Eek!
Apparently I am afraid of mice. But if I am allowed to elaborate, I might suggest that I am rather Not Pleased With Having a Mouse in My Apartment. I have glimpsed numerous mice while staying at a farmhouse in Vermont, and one can hear the mice scrambling through the walls of my parents' rural home. But roaming through my apartment in Queens? Not Okay.
A few weeks ago my son, age 2.75, announced, "I saw a mouse" while pointing to the radiator in the kitchen. Neither Mr. Apparently nor I saw any mouse and we chalked it up to toddler imagination (knowing the odds were decent that this was willful self-deception on our collective part). But last Wednesday night I walked into the kitchen to discover a little brown mouse scrambling furiously up the back of the stove. I calmly put down the plant I had intended to water, walked to the bathroom where my son was being bathed, and announced, "There's a mouse in the kitchen." By the time Mr. A arrived to investigate, our little visitor had disappeared.
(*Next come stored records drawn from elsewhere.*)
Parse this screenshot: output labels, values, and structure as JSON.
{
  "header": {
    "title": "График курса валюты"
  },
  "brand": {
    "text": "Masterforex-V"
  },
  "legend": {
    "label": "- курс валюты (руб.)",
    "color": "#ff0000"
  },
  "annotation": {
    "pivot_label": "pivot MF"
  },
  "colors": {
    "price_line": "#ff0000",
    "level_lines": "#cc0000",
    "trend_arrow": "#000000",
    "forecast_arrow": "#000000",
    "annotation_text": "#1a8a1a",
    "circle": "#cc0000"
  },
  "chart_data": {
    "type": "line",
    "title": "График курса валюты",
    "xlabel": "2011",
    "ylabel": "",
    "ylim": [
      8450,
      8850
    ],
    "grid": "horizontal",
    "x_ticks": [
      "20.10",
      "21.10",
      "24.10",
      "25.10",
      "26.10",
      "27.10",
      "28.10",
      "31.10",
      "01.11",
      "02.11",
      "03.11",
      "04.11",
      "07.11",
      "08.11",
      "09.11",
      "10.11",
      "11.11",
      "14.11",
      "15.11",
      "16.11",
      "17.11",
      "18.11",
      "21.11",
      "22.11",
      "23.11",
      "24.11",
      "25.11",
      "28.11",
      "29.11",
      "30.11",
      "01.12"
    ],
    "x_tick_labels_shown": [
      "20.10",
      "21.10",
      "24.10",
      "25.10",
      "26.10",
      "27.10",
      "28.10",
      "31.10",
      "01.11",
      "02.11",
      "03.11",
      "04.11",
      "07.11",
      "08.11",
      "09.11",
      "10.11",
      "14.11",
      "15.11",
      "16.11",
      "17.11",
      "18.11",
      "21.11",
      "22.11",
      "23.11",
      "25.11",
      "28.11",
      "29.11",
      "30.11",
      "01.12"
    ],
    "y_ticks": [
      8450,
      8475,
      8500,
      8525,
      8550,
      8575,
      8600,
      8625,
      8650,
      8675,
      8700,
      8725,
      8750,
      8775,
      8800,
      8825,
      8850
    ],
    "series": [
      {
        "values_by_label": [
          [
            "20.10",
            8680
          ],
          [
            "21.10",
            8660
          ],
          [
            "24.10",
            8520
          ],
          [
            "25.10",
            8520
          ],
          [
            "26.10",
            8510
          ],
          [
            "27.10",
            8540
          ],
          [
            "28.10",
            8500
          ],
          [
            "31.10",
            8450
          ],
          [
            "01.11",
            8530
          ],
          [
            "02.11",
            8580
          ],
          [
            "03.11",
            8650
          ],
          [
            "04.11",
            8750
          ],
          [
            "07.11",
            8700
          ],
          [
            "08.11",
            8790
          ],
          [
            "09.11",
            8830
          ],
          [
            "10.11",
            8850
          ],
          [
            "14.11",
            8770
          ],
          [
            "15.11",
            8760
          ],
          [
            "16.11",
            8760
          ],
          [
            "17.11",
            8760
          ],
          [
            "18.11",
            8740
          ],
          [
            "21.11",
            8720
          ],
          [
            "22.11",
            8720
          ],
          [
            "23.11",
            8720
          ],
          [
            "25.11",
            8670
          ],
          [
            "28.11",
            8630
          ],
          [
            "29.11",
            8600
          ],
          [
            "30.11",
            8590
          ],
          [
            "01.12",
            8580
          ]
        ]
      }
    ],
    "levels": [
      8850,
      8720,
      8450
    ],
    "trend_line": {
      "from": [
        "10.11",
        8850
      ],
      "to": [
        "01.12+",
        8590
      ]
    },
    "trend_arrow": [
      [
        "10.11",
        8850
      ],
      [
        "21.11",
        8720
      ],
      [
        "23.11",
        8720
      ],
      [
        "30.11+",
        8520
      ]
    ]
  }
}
Mr. A used the top rhetorical skills in his considerable arsenal to convince me that this very small rodent was here by accident and didn't want to be in my kitchen any more than I wanted him (the mouse) there. I remained squicked-out and tense. And then we went on vacation for four days. leaving explicit instructions with the building's management to let the exterminator into our apartment and deal with the little...pest. This did not happen.*
I returned to find mouse droppings on my counter, and I flipped out. You can rest assured that my kitchen has since been thoroughly disinfected, phone calls made and plans set afoot. Holes will be plugged and humane traps will be set. By tomorrow my home should be a fully-mouseproof zone.
But strangest of all to me? My own reaction. I didn't exactly get up on a chair and flail my arms about, but I've pretty much accomplished the 2010 version.
My cat, by the way, is useless.
*Isn't it required that people who live in apartment buildings provide a set of keys to the building management? I have always done so, and I've always known that in the case of an emergency - fire or massive water leak or something along those lines - the the super has the right to enter my apartment. Apparently in my building they are in possession of a scant handful of keys, a fact I first learned during the Great Upstairs Water Leak of 2009. The management company, when asked, just shrugged it off with "people aren't always very cooperative."